Re: Our financial system is crumbling this week.
Posted: February 12 09, 6:59 pm
by planet planet
Admittedly, I haven't been paying enough attention lately to know the "meat" of the Republicans objection to the latest stimulus efforts. Can anyone summarize? I assume they object to specific allocation recipients? Or do they object to the stimulus altogether? Anyone without trepidation about that much money earmarked in that short of time is probably indifferent, wealthy, or far left of center. However, it irks me that the same people with a good deal of responsibility for the unfettered, unregulated capitalism that got us here in the first place are trying to represent themselves as stewards of the economy. That ship has sailed.
Re: Our financial system is crumbling this week.
Posted: February 12 09, 7:06 pm
by TimeForGuinness
planet pujolsian wrote:Admittedly, I haven't been paying enough attention lately to know the "meat" of the Republicans objection to the latest stimulus efforts. Can anyone summarize? I assume they object to specific allocation recipients? Or do they object to the stimulus altogether? Anyone without trepidation about that much money earmarked in that short of time is probably indifferent, wealthy, or far left of center. However, it irks me that the same people with a good deal of responsibility for the unfettered, unregulated capitalism that got us here in the first place are trying to represent themselves as stewards of the economy. That ship has sailed.
They don't want to spend anything, but they want tax cuts.
Re: Our financial system is crumbling this week.
Posted: February 12 09, 7:14 pm
by Arthur Dent
planet pujolsian wrote:I assume they object to specific allocation recipients?
Not really.
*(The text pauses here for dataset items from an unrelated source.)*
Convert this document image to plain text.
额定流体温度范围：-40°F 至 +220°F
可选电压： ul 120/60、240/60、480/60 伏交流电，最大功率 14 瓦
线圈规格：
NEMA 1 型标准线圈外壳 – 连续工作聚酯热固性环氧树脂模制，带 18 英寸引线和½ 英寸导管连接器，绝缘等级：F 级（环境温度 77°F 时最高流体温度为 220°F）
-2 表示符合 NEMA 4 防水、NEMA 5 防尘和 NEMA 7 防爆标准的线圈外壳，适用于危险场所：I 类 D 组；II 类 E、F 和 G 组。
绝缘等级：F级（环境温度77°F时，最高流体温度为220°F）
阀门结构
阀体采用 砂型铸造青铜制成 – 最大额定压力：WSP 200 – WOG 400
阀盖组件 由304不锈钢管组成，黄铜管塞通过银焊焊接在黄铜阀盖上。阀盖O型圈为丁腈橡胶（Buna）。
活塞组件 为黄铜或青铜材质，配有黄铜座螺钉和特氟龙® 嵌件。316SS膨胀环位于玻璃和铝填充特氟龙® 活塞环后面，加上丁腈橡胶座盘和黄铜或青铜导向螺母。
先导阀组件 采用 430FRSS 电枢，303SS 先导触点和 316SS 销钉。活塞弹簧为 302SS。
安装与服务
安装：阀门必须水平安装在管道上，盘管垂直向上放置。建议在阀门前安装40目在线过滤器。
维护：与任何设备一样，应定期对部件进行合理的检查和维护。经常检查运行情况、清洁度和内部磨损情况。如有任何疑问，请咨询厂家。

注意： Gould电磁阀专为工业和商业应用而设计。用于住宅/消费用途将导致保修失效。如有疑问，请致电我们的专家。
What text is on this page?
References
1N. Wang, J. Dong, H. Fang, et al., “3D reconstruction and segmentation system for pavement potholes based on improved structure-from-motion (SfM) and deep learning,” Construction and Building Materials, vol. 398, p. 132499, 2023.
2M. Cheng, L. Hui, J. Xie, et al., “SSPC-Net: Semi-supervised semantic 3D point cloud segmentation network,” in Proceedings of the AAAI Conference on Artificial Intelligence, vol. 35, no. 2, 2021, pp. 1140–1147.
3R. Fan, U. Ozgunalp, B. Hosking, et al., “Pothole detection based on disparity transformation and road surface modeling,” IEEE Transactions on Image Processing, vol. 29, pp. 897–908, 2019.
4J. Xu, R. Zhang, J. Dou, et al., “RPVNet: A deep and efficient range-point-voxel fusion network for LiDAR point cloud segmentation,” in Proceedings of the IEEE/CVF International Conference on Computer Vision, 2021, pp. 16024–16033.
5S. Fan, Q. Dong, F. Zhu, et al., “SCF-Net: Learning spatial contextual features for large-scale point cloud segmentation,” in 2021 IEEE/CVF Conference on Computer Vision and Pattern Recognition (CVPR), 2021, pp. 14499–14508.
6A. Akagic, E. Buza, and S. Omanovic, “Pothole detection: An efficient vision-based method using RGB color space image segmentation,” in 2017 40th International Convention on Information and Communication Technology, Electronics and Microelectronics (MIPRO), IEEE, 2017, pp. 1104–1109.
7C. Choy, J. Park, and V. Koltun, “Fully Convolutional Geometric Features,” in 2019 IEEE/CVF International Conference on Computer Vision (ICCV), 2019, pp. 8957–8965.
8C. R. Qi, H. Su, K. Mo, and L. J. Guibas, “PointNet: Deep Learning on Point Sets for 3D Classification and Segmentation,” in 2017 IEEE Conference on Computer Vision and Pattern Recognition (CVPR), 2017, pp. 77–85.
They want the entire thing scrapped and replaced with a truly massive (and far more expensive) tax cut. As far as trepidation over spending, spending is the whole point of the stimulus. If you believe in stiumuls, you're going to have to be ok with spending a lot of money. In fact, the current package is almost certainly far too small (by maybe 2x). It's not really possible to favor stimulus but be concerned that there is too much spending.
Re: Our financial system is crumbling this week.
Posted: February 12 09, 7:19 pm
by sighyoung
Arthur Dent wrote:planet pujolsian wrote:I assume they object to specific allocation recipients?
Not really. They want the entire thing scrapped and replaced with a truly massive (and far more expensive) tax cut. As far as trepidation over spending, spending is the whole point of the stimulus. If you believe in stiumuls, you're going to have to be ok with spending a lot of money. In fact, the current package is almost certainly far too small (by maybe 2x). It's not really possible to favor stimulus but be concerned that there is too much spending.
In fact they got their tax cuts, too. Since Republicans couldn't control the final bill, they wanted to influence it and get increased tax cuts, but be able to attack the whole bill as Democratic pork. They got what they hoped to get.
Re: Our financial system is crumbling this week.
Posted: February 12 09, 7:32 pm
by maddash
Arthur Dent wrote:planet pujolsian wrote:I assume they object to specific allocation recipients?
Not really. They want the entire thing scrapped and replaced with a truly massive (and far more expensive) tax cut. As far as trepidation over spending, spending is the whole point of the stimulus. If you believe in stiumuls, you're going to have to be ok with spending a lot of money. In fact, the current package is almost certainly far too small (by maybe 2x).
It's not really possible to favor stimulus but be concerned that there is too much spending.
Well, even I have some trepidation about spending that will remain after the stimulus is over. Spending to jumpstart things I have no problem with (and I agree it's probably not enough by a long shot), but I have concerns that some spending in this bill is simply going to carryover in other bills and raise government expenditures for years to come. Temporary spending is the key for me.